1 kg seedless watermelon with rind
2 tbsp vegetable oil
½ tsp ajwain/carom seeds
½ tsp cumin seeds
½ tsp nigella seeds (black onion seeds)
3 dried red chillies, broken into small pieces
4 cloves garlic, finely chopped
salt, to season
¼ tsp turmeric powder
2 tsp fresh coriander leaves, finely chopped
Cut the outer dark green layer of the watermelon rind keeping the inner whitish-green rind intact. Remove the red flesh of the watermelon from the whitish rind; dice both separately and keep aside.
Heat oil in a pan and add the whole spices; ajwain, cumin, nigella and dry red chillies. When fragrant, add the garlic and sauté on medium heat for about 30 seconds.

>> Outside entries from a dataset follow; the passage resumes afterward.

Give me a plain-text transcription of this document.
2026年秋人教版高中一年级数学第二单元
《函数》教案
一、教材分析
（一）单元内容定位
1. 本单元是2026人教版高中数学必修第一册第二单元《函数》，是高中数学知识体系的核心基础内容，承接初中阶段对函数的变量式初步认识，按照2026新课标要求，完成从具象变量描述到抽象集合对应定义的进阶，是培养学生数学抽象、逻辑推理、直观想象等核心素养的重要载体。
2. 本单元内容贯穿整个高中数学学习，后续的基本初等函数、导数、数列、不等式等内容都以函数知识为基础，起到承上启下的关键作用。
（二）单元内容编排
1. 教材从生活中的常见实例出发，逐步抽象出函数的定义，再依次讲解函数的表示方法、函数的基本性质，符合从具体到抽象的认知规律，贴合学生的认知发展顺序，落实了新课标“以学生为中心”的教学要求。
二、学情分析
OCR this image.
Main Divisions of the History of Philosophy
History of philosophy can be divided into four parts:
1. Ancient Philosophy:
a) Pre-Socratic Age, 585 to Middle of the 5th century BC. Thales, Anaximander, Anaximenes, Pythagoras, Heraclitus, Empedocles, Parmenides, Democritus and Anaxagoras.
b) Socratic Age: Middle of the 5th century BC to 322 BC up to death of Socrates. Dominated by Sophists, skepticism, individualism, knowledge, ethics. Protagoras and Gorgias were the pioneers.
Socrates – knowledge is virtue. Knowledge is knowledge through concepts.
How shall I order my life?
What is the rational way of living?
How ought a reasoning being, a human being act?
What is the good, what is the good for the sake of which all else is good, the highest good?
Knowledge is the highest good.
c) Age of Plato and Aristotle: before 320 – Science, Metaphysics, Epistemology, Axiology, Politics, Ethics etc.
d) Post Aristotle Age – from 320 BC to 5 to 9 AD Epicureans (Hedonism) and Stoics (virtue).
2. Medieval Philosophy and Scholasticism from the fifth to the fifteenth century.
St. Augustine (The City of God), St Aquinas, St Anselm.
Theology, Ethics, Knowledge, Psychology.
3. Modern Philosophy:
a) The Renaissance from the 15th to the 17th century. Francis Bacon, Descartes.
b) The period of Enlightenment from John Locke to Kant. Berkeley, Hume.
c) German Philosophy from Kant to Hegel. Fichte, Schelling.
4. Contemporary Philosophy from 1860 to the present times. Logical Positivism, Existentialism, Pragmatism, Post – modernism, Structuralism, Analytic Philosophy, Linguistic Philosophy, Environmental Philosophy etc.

Add the watermelon rind pieces and turmeric powder, mix well and season with salt. Cover and look for about 6-7 minutes till the rind has browned and softened. Do not add any water.
In the meantime, blitz half the watermelon flesh pieces and keep aside.
After 7 minutes, add the blitzed watermelon pulp and ½ cup water; mix to combine and cook covered till the rind has become tender.
Then add the remaining flesh pieces and cook on high for 3-4 minutes.
Garnish with chopped coriander leaves and serve warm.